What this change can mean is that we begin to refocus the practice of our open theology in ways that foster deep connection to our community and our expression of spirituality. It’s going to require work. It’s going to require a change from the consumer model of church, which is “what can the church do for me?,” or “How satisfied am I with what’s going on in church?”, to a new model, which might look like “What about my life gives it value?”, and “No, even though I’m a natural humanist with strong Buddhist leaning, I didn’t hear anything that ‘spoke’ to me today, does that mean I’m going to be focused only on my needs, or do I consider that someone else, maybe some in a green chair, or one of the pink ones, really heard something that their heart needed to hear today.” And then be truly glad in that?

Change is coming. It’s always coming. And for us, in our liberal religious tradition, that is one of the reasons we are here. The UCC churches have a national slogan they’ve been advertising “God is still speaking.” I love that. We might say it like this “The universe is ever revealing more of itself.”
And this change can be scary and good.

I knew a man, Wallace Rusterholtz, a dear friend of mine, who was excommunicated from the Unitarian Church of Erie Pennsylvania in 1930 because he admitted that he was a homosexual to the minister. I have a copy of the letter of excommunication. I gave the original to Boston to put in the UUA archives.
Don Goodloe was a Unitarian, a good man, who worked hard for the education of African Americans early in the 20th century. He graduated from my seminary, but no Unitarian church would even look at him because he was black.
We lift up our faith’s involvement in the Civil Rights movement of the 1960’s with great pride. True, there were more Unitarian Universalist ministers in Selma, then those of any other denomination, proportionally. But even that move was a change, and a frightening one at that. Two of our people died there. New to the faith, Viola Liuzzi, mother of 5, drove her white Chevy station wagon from Detroit to Alabama to become a driver, actively taking part in the now famous freedom rides. She was shot through her car window. Rev. James Reeb, upon leaving an integrated restaurant, was beaten with clubs, and died of head wounds. The Rev. Dr. Martin Luther King, Jr., gave his eulogy.

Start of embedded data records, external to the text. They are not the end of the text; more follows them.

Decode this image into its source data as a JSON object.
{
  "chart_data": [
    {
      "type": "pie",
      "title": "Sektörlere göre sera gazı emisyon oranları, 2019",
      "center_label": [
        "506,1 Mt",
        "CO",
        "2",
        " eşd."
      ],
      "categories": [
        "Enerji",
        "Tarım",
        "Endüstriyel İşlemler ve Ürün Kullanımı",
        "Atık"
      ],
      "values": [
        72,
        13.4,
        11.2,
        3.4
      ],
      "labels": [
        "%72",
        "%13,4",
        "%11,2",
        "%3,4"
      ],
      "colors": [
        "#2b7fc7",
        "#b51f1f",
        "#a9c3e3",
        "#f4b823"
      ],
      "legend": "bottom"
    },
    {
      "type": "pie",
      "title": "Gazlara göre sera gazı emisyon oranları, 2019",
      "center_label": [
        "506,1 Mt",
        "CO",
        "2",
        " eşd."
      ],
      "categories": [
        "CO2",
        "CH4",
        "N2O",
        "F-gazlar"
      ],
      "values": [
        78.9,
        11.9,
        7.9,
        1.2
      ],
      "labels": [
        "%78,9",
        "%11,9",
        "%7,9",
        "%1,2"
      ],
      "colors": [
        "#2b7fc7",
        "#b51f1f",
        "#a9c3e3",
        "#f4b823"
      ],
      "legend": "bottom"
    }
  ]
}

When Wallace came out in 1930, it was unthinkable that an openly gay person could be, for example, a minister. When Don graduated as a minister, it was unthinkable that a Negro could be a minister.
Through hard work, though, people in our own faith have re-shaped our own religion for the better. It has never been a direct, pardon the pun, straight line toward a City on the Hill though. There have been set backs along the way. But forward, we do march.
It is our faith that gets us, as a people, through such difficult topics as racism, homophobia, loss of job, loss of home and the death of a loved one. We come in from the rain, into Unitarian Universalist churches where we feel like we’ve found a home, and then we don’t want the home to change. Or we grow up here, and remember a favorite chair of a beloved parent, and we don’t want to let it go. But change we must.
James Luther Adams wrote ““Nothing is complete and thus nothing is exempt from criticism.” Nothing is complete. Change is part of life.
If 100 Monkeys can learn to wash potatoes, than 100,000 Unitarian Universalists can improve the lot of humanity. It will be harder work than dunking a sweet potato into a stream to remove the sand, but the results may be just as sweet.
A Prayer for Living in Tension.
If we have any hope of transforming the world and changing ourselves,
we must be:
bold enough to step into our discomfort,
brave enough to be clumsy there,
loving enough to forgive ourselves and others.

May we, as a people of faith, be granted the strength to be:
so bold,
so brave,
and so loving.

Many blessing to you on this, our shared journey.